Ask a panel of engineers and architects who built the first generation and you'll hear that they may be bit smarter, perhaps a lot bigger, but they will be designed using the same principles. What’s new, they say, is a greater focus on the occupant’s role in operating these buildings.
About 100 people, mostly from the design and build community, gathered on Feb. 26 in San Francisco for a discussion about some of the industry's most successful Net Zero buildings, including IDeAs Z Squared, the first Net Zero commercial building in the U.S., and the Omega Center for Sustainable Living, which was one of the first buildings designated as a Living Building.

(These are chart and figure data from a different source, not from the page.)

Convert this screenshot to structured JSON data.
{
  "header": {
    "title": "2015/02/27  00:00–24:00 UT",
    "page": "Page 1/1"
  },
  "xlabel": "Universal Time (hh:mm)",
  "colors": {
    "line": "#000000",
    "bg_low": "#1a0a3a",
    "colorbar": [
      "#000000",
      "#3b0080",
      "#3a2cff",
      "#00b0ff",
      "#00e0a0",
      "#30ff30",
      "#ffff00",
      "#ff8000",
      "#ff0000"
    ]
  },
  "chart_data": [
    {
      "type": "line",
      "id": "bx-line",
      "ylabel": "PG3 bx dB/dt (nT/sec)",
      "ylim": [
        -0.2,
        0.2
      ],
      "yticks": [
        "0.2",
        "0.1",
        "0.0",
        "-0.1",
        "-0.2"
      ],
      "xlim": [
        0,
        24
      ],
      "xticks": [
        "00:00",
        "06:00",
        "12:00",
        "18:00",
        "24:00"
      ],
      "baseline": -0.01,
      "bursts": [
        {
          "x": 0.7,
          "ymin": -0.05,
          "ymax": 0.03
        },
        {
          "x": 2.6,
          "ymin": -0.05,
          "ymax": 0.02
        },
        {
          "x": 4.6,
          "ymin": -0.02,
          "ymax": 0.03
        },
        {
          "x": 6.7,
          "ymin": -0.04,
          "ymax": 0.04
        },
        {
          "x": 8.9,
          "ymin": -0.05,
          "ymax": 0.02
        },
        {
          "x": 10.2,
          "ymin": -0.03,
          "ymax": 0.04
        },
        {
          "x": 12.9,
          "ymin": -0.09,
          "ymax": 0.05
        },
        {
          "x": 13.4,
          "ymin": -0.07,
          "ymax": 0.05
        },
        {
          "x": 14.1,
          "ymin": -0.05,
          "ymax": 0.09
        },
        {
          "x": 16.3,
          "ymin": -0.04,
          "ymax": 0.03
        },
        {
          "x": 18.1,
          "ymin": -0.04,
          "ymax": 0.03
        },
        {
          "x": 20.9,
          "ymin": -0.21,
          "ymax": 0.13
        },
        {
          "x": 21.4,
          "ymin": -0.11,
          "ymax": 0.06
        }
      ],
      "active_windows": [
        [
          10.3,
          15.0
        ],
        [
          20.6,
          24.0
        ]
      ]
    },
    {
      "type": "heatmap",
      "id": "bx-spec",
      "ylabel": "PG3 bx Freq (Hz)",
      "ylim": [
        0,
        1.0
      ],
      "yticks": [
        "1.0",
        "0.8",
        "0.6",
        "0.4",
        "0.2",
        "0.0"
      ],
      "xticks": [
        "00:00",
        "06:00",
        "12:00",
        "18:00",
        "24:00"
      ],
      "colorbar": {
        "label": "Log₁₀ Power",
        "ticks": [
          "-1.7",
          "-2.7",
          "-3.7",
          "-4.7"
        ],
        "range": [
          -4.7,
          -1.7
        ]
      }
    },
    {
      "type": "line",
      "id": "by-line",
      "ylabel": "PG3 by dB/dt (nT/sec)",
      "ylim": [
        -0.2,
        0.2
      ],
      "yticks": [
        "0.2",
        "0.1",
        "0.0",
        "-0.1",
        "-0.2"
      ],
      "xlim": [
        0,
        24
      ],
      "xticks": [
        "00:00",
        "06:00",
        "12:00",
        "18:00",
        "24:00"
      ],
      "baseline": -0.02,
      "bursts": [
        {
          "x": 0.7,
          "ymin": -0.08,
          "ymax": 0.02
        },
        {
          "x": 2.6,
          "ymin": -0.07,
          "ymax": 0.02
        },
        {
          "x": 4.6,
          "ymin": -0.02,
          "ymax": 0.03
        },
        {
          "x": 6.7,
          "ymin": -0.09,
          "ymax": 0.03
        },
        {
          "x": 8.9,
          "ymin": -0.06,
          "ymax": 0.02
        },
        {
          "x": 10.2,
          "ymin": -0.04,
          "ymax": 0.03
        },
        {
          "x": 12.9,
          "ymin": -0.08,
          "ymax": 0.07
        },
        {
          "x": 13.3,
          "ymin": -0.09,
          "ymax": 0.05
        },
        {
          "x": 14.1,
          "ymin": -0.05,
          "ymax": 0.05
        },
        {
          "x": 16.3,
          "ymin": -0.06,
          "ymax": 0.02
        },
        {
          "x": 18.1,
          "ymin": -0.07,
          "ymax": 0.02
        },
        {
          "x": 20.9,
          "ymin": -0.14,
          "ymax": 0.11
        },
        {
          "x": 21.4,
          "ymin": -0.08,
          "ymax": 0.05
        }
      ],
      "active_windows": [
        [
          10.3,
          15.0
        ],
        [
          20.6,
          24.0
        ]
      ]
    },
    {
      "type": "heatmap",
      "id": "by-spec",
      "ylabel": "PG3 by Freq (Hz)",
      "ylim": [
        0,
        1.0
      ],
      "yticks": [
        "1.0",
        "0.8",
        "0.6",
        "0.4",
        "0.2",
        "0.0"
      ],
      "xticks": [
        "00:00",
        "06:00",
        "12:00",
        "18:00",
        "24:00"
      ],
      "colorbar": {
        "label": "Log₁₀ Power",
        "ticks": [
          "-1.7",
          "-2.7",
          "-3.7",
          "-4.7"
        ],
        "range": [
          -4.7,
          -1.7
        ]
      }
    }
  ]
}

The panel, which was moderated by Integral Group's Lisa Fay Matthiessen, included Integral Group's Peter Rumsey, DPR Construction's Mike Humphrey and BNIM Architecture's Steve McDowell and Matthew Porreca, all of whom played a part in designing and engineering these early Net Zero buildings.
Much of what these designers and buildings pioneered is now becoming standard in sustainable design. So where do they see untapped potential in the next generation of Net Zero buildings?
"Occupant behavior change plus creative ideas equals Net Zero," says Humphrey of DPR Construction.
To these panelists, many of whom collaborated on Net Zero project teams together, paying more attention to the occupant means paying attention to plug loads. That's the amount of energy consumed by devices plugged into electrical sockets.
"When we started working with the Packard Foundation, just walking through their space we found space heaters everywhere, everyone had their own printer and on and on," Humphrey says.